La sortie de Paul Biya du 1er décembre dernier n'en finit pas d'être interprétée.  Il en est qui, parmi des aînés à la réputation assise peuvent éprouver du «dépit» sur la forme de cette déclaration. Parmi les militaires, il en est qui pensent que la déclaration du président camerounais est anachronique ou du moins les mesures qui lui ont succédé sont cafouilleuses. « Le président a dit que «les choses sont désormais claires, nous sommes attaqués par des terroristes. Le ministre de la Défense devait alors prendre des mesures claires au lieu d'annoncer une réunion d'évaluation prévue de longue date et dont les participants attendaient la tenue depuis quelques jours à Yaoundé», dénonce un militaire à la retraite. «La situation selon le chef de l'État est connue il faut passer à l'action », poursuit-il.

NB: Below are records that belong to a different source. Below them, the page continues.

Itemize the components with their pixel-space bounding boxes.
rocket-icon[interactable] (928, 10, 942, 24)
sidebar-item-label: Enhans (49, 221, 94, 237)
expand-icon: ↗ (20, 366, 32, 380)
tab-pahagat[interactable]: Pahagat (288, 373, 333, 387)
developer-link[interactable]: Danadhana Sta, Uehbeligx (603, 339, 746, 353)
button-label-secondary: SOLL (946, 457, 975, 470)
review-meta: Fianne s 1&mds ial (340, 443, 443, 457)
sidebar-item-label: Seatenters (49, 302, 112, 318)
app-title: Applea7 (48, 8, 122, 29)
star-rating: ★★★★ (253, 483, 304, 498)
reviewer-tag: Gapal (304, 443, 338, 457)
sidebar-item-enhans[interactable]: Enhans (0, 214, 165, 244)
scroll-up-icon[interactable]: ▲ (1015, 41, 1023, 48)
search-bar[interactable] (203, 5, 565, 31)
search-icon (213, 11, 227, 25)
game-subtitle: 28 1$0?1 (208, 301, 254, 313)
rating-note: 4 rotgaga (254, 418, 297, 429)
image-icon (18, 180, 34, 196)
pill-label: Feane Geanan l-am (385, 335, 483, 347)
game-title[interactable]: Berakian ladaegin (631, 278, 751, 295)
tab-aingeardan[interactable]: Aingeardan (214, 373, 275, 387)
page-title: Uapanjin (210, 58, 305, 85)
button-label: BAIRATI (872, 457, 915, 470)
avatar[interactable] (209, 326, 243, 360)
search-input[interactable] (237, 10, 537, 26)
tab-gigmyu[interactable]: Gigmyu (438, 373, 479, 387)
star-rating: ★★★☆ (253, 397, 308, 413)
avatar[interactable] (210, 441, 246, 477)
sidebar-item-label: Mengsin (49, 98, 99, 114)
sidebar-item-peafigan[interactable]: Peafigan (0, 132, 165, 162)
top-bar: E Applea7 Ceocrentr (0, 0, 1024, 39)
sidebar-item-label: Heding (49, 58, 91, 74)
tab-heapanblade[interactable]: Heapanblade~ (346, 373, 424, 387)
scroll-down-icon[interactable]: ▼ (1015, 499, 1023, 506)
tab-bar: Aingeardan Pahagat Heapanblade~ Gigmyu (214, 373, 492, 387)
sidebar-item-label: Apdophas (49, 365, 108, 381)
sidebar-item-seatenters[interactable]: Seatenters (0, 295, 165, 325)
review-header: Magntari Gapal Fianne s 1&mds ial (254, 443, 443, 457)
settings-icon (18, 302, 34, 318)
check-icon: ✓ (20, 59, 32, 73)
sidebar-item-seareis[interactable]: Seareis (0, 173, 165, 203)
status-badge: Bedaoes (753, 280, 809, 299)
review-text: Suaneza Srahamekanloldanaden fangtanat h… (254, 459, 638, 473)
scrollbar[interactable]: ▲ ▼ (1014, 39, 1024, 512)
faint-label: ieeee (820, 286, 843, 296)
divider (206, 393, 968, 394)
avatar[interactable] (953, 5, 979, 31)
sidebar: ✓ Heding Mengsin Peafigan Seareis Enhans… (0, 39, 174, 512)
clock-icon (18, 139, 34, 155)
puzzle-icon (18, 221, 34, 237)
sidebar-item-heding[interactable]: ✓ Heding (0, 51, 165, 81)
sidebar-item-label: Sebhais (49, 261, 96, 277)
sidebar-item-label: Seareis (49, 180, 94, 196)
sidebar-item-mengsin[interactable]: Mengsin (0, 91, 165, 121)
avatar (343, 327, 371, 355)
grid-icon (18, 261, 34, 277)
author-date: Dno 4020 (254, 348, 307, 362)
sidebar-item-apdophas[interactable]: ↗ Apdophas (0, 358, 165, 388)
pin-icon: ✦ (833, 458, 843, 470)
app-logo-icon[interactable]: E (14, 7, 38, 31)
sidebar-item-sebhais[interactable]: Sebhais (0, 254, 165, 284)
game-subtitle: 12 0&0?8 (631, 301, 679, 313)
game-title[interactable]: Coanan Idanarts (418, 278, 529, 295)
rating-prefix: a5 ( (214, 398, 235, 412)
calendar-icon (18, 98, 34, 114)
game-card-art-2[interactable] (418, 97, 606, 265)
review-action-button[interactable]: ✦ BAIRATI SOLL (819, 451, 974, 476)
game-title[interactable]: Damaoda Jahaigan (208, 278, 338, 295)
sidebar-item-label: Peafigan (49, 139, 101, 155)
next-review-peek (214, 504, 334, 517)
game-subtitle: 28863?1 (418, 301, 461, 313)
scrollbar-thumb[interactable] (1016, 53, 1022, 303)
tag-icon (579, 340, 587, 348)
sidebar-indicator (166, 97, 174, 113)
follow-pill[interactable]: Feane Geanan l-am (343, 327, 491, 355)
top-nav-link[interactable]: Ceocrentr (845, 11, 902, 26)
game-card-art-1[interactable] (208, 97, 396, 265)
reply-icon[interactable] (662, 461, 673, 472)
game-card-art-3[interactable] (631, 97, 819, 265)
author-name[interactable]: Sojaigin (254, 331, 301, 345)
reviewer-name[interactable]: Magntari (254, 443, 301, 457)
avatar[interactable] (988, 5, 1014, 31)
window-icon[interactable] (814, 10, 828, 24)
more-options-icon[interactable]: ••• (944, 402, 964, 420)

Le ministre délégué à la présidence de la République chargé de la Défense dans la structure du gouvernement est un acteur de la défense il n'en est pas un maître. Le maître c'est le Conseil national de la sécurité qui est à la présidence de la République.

Conseil national de sécurité

Le Conseil national de sécurité est indispensable. Il a l'avantage de réunir en son sein tous les acteurs: forces de défense, police avec ses commissariats spéciaux éparpillés sur tout l'ensemble du territoire et sa direction de la surveillance du territoire; la gendarmerie et ses brigades territoriales; direction générale à recherche extérieure ... ce Conseil de la sécurité doit fournir les éléments nécessaires pour mener une action.

Les chefs d'états major centraux réunis il y a une semaine sont au Cameroun ce que les Américains appellent des «force provider», des fournisseurs d'hommes pour les opérations, ils sont donc des chefs opérationnels. Le chef d'état-major des armées est représenté sur le terrain par les commandants des régions militaires interarmées. Mais, il faut à ces chefs des informations pour agir. « Le Conseil national de sécurité, le ministère de l'Administration territoriale qui a sa préfectorale, les représentants des collectivités territoriales décentralisées et les chefs traditionnels devraient être associés pour que les chefs militaires aient une situation réelle de ce qui se passe sur le terrain», pense notre source.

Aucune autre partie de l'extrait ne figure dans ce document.